Prices will soar, and no matter how much money you make, you won't be
able to afford to buy the house you really, really want. You, too,
will get old, and when you do, you will fantasize that when you were
young, your wife's boobs didn't sag, prices were reasonable, and you
didn't care how much money you had, because living in a filthy
apartment with four other guys off-campus with a cabinet full of Top
Ramen and Lucky Lager was all you needed.

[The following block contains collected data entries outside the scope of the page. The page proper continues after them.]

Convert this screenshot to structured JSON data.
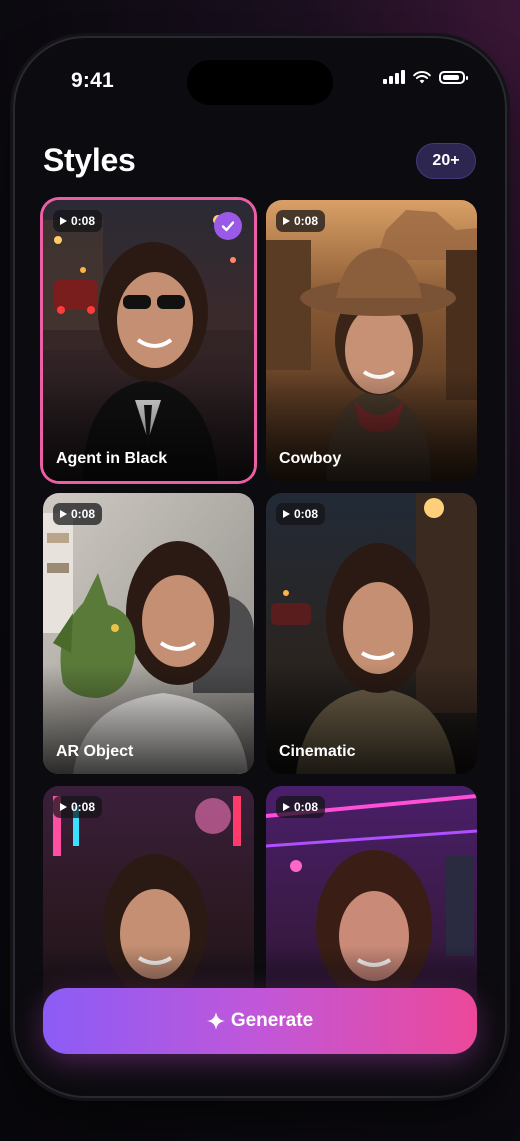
{
  "status_bar": {
    "time": "9:41"
  },
  "header": {
    "title": "Styles",
    "count_badge": "20+"
  },
  "styles": [
    {
      "label": "Agent in Black",
      "duration": "0:08",
      "selected": true
    },
    {
      "label": "Cowboy",
      "duration": "0:08",
      "selected": false
    },
    {
      "label": "AR Object",
      "duration": "0:08",
      "selected": false
    },
    {
      "label": "Cinematic",
      "duration": "0:08",
      "selected": false
    },
    {
      "label": "",
      "duration": "0:08",
      "selected": false
    },
    {
      "label": "",
      "duration": "0:08",
      "selected": false
    }
  ],
  "generate_button": {
    "label": "Generate",
    "icon": "sparkle-icon"
  },
  "colors": {
    "accent_pink": "#ec5fa6",
    "check_purple": "#9b59e8",
    "button_start": "#8b5cf6",
    "button_end": "#ec4899"
  }
}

Don't expect anyone else to support you. Unless they're really,
really rich. Maybe you have a trust fund. Maybe you'll have a
wealthy spouse. But you never know when either one will be dipped
into by someone else.

Be careful whose advice you buy, but be liberal with supplying it.
People love that. Advice is a form of nostalgia. Dispensing it is a
way of fishing the past from the disposal, wiping it off, painting
over the ugly parts and recycling it so that somebody else, younger
than you, can get screwed over just like you did, and you can point
and laugh.

But trust me on the white zinfandel.